The question would have been about his contribution to human flourishing. So, instead of roasting him over the titles, I would rather pursue an agenda of assessing the impact of his Christian ministry.

Impliedly, we should place emphasis on substance rather than the mere title, which should compel us to reasonably step out of our penchant to condemn – based on envy – to examine the impact his Christian ministry has had on people across the world.

Even so, given that Sonnie Badu was/is such an important figure in Christian ministry in Ghana and elsewhere around the world, I mused over the following questions as he was subjected to damning comments and ridicule: Were Ghanaians bashing Sonnie Badu because he does not sing any of the ear-splitting gibberish that masquerades as music and gets an award? Or is it that he cannot be celebrated because he does not parade nude women in his videos to meet the voyeuristic appetite of depraved men and women?

As a practising Christian, I can clearly see that the attacks that people launched against the person of Sonnie Badu were beyond the award he received. For me, the attacks signalled the intensification of the crusade against Christianity. In fact, more recently, anything that represents Christianity, including the National Cathedral, has become a target of inane condemnation.

Incidentally, just around the time, Sonnie Badu was being trolled on social media with some advocating culture cancelling of his ministry, a young woman who had conspicuously demonstrated moral depravity was being hailed as a hero.

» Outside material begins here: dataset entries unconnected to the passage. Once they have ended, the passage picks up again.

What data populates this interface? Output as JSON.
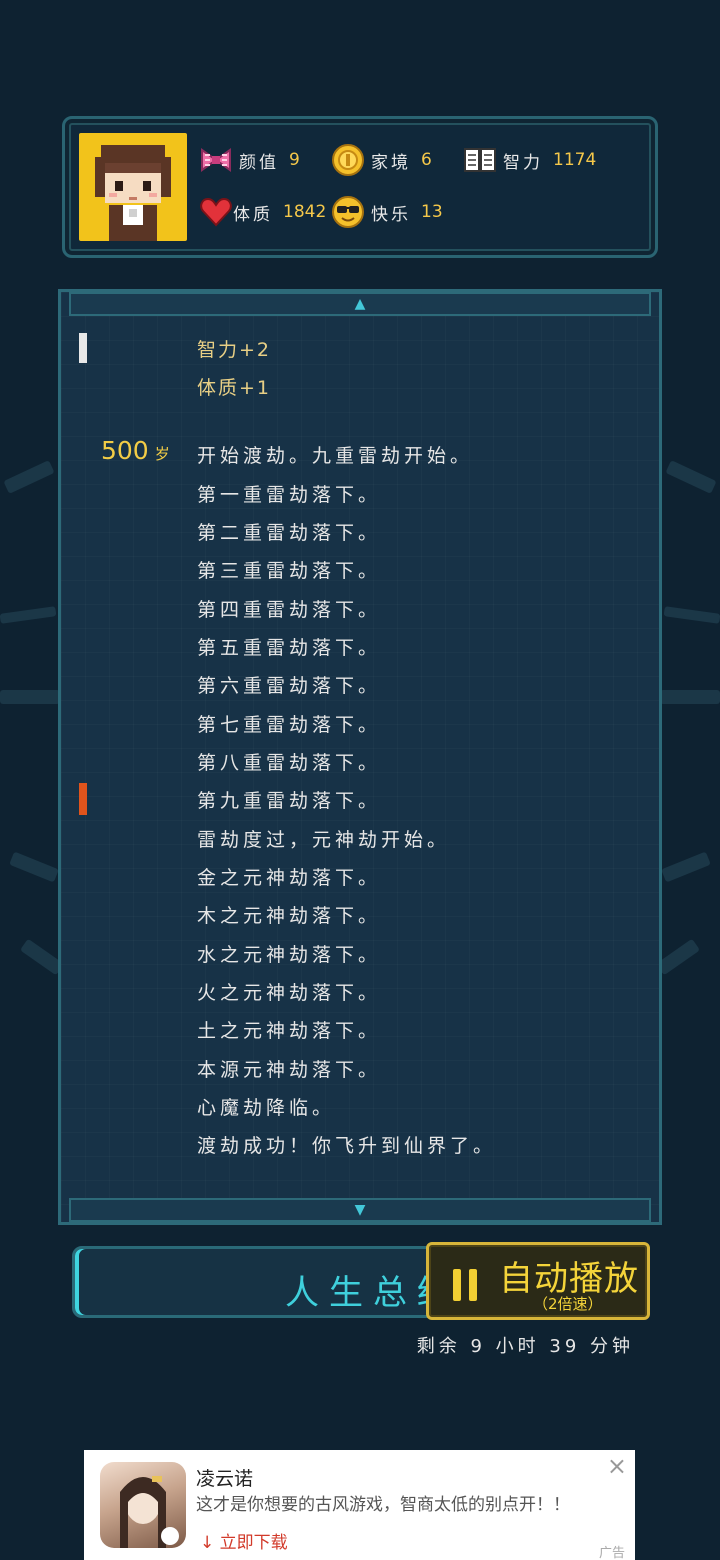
{
  "stats": {
    "appearance": {
      "label": "颜值",
      "value": "9",
      "icon": "bow-icon"
    },
    "family": {
      "label": "家境",
      "value": "6",
      "icon": "coin-icon"
    },
    "intelligence": {
      "label": "智力",
      "value": "1174",
      "icon": "book-icon"
    },
    "constitution": {
      "label": "体质",
      "value": "1842",
      "icon": "heart-icon"
    },
    "happiness": {
      "label": "快乐",
      "value": "13",
      "icon": "sunglasses-face-icon"
    }
  },
  "log": {
    "scroll_up": "▲",
    "scroll_down": "▼",
    "gains": [
      "智力+2",
      "体质+1"
    ],
    "age": "500",
    "age_unit": "岁",
    "events": [
      "开始渡劫。九重雷劫开始。",
      "第一重雷劫落下。",
      "第二重雷劫落下。",
      "第三重雷劫落下。",
      "第四重雷劫落下。",
      "第五重雷劫落下。",
      "第六重雷劫落下。",
      "第七重雷劫落下。",
      "第八重雷劫落下。",
      "第九重雷劫落下。",
      "雷劫度过，元神劫开始。",
      "金之元神劫落下。",
      "木之元神劫落下。",
      "水之元神劫落下。",
      "火之元神劫落下。",
      "土之元神劫落下。",
      "本源元神劫落下。",
      "心魔劫降临。",
      "渡劫成功！你飞升到仙界了。"
    ]
  },
  "buttons": {
    "summary": "人生总结",
    "auto_play": "自动播放",
    "auto_speed": "（2倍速）"
  },
  "time_left": "剩余 9 小时 39 分钟",
  "ad": {
    "title": "凌云诺",
    "description": "这才是你想要的古风游戏，智商太低的别点开！！",
    "download": "↓ 立即下载",
    "close": "×",
    "tag": "广告"
  },
  "colors": {
    "background": "#0e2231",
    "panel_border": "#2d6a79",
    "gold": "#f2cc46",
    "cyan": "#3fd0dc"
  }
}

Of course, some of us were not the least surprised because our generation is so morally corrupt that we call good evil and evil good.

In all the attacks on the person of Sonnie Badu, I was reminded of how the onlookers at the time of Jesus’s crucifixion said they preferred the liberation of a convicted thief to a judicially declared sinless saviour of the elect.

In the end, it saddens my heart when professed Christians are lured into condemning their fellow Christian or Christian symbols as a result of partisan politics.

Over the last few years, we have seen how some celebrated journalists would interview an opaquely thinking person who is celebrated for his needless and uninformed critique of Christianity, because we have become so anti-Christian that we celebrate “mentally deranged” persons who would ordinarily not even get a public hearing.

But while people may see it as providential to condemn Sonnie Badu, the questions I asked myself were: has he asked to be employed by any Ghanaian university to teach with his degree?

In any case, if he claims to have had ten degrees and he has not come to you for any endorsement, why do we bother condemning him? Have we as judges and too-knowing people taken the pain to investigate how some of our supposed title holders got their degrees?

As I said, some of us are convinced that Sonnie Badu became a microscopic target for the general attacks against Christianity.

But the good news is that Jesus Christ has promised that the gate of hell shall not prevail against His Ecclesia (the Church). No amount of attacks would suffice, because our Lord Jesus Christ won the hard victory for us.